Le jugement déféré du Conseil de prud’hommes de Bonneville sera donc confirmé, en ce qu’il a dit que le licenciement de M. [H] [I] est sans cause réelle et sérieuse.
*
L’article L.1226-15 du code du travail, modifié par ordonnance n°2017-1387 du 22 septembre 2017, prévoit que:
'Lorsqu’un licenciement est prononcé en méconnaissance des dispositions relatives à la réintégration du salarié, prévues à l’article L. 1226-8, le tribunal saisi peut proposer la réintégration du salarié dans l’entreprise, avec maintien de ses avantages acquis.

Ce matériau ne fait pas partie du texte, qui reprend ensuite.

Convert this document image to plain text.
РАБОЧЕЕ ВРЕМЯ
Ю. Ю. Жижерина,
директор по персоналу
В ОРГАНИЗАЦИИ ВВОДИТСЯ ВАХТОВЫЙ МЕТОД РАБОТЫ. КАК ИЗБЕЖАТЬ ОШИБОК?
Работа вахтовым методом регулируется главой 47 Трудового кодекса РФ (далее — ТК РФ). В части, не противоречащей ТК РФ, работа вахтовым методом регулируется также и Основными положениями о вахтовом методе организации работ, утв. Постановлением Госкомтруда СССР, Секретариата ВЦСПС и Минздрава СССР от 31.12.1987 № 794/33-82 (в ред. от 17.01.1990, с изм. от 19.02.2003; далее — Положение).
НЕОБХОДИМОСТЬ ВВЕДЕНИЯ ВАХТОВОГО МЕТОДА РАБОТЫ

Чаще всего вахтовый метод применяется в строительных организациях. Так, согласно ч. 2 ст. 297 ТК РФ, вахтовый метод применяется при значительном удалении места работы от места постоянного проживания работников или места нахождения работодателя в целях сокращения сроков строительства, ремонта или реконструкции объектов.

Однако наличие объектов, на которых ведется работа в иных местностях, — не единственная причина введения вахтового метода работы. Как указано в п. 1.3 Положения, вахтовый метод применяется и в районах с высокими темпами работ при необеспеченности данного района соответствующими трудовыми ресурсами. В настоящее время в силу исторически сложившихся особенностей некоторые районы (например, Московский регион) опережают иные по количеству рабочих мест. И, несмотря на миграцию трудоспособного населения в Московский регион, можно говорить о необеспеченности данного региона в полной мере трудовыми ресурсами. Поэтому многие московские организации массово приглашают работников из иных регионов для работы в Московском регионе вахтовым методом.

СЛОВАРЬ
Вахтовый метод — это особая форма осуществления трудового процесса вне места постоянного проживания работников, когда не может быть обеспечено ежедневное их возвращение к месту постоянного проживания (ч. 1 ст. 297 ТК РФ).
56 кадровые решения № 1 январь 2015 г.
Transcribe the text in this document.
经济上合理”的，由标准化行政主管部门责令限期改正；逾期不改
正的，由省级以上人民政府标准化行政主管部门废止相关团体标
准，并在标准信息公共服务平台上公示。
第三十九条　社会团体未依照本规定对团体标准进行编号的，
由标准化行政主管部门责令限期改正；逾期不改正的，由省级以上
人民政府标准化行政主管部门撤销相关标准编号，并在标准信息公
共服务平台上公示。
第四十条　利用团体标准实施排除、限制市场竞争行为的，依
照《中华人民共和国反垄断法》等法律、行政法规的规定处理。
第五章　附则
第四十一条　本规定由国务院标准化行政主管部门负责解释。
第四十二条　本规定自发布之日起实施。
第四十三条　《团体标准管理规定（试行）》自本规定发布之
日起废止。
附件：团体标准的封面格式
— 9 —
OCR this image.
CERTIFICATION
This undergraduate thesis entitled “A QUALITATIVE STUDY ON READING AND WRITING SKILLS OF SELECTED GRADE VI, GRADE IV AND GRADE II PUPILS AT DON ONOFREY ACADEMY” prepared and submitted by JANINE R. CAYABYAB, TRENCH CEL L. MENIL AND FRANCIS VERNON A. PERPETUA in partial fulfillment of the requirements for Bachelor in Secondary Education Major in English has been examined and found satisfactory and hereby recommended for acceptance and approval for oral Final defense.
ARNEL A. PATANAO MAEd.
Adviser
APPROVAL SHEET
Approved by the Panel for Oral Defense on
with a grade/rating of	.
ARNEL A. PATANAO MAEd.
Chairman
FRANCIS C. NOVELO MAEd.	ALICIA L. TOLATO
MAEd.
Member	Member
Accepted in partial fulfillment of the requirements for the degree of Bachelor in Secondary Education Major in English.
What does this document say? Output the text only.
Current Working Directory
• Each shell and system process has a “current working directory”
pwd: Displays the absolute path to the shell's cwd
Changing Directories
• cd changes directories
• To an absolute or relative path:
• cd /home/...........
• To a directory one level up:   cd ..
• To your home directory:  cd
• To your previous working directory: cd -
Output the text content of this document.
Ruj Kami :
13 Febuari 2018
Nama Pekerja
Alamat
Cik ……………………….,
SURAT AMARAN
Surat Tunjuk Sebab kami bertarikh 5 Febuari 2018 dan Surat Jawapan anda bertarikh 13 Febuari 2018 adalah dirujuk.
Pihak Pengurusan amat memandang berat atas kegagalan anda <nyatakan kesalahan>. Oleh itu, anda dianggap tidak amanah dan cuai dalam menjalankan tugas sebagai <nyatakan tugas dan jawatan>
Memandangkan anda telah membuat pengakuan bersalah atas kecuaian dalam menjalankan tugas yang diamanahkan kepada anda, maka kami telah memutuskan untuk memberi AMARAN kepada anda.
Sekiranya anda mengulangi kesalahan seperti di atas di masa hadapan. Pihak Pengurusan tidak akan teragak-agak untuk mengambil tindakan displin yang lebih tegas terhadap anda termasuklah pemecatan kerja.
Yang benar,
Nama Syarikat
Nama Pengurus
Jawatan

Il en va de même en cas de licenciement prononcé en méconnaissance des dispositions relatives au reclassement du salarié déclaré inapte prévues aux articles L. 1226-10 à L. 1226-12.
En cas de refus de réintégration par l’une ou l’autre des parties, le juge octroie une indemnité au salarié dont le montant est fixé conformément aux dispositions de l’article L. 1235-3-1. Elle se cumule avec l’indemnité compensatrice et, le cas échéant, l’indemnité spéciale de licenciement, prévues à l’article L. 1226-14.
Lorsqu’un licenciement est prononcé en méconnaissance des dispositions du dernier alinéa de l’article L. 1226-12, il est fait application des dispositions prévues par l’article L. 1235-2 en cas d’inobservation de la procédure de licenciement'.
Il en résulte que le barème de l’article L.1235-3 du code du travail n’est pas applicable en cas de licenciement pour inaptitude d’origine professionnelle ayant méconnu les dispositions relatives au reclassement du salarié déclaré inapte.
Dès lors, l’absence de référence, dans la lettre de licenciement, à l’impossibilité de reclassement doit être sanctionnée par l’indemnité prévue par l’article L.1226-15 du code du travail, dont le montant ne saurait être inférieur aux salaires bruts des 6 derniers mois (cf article L.1235-3-1 du code du travail), se cumulant, le cas échéant, avec l’indemnité compensatrice et l’indemnité spéciale de licenciement, sans que les dispositions de l’article L.1235-3 du code du travail (barème Macron) ne trouvent à s’appliquer dans ce cas (Cass. Soc., 23 mai 2017, n°16-10.580).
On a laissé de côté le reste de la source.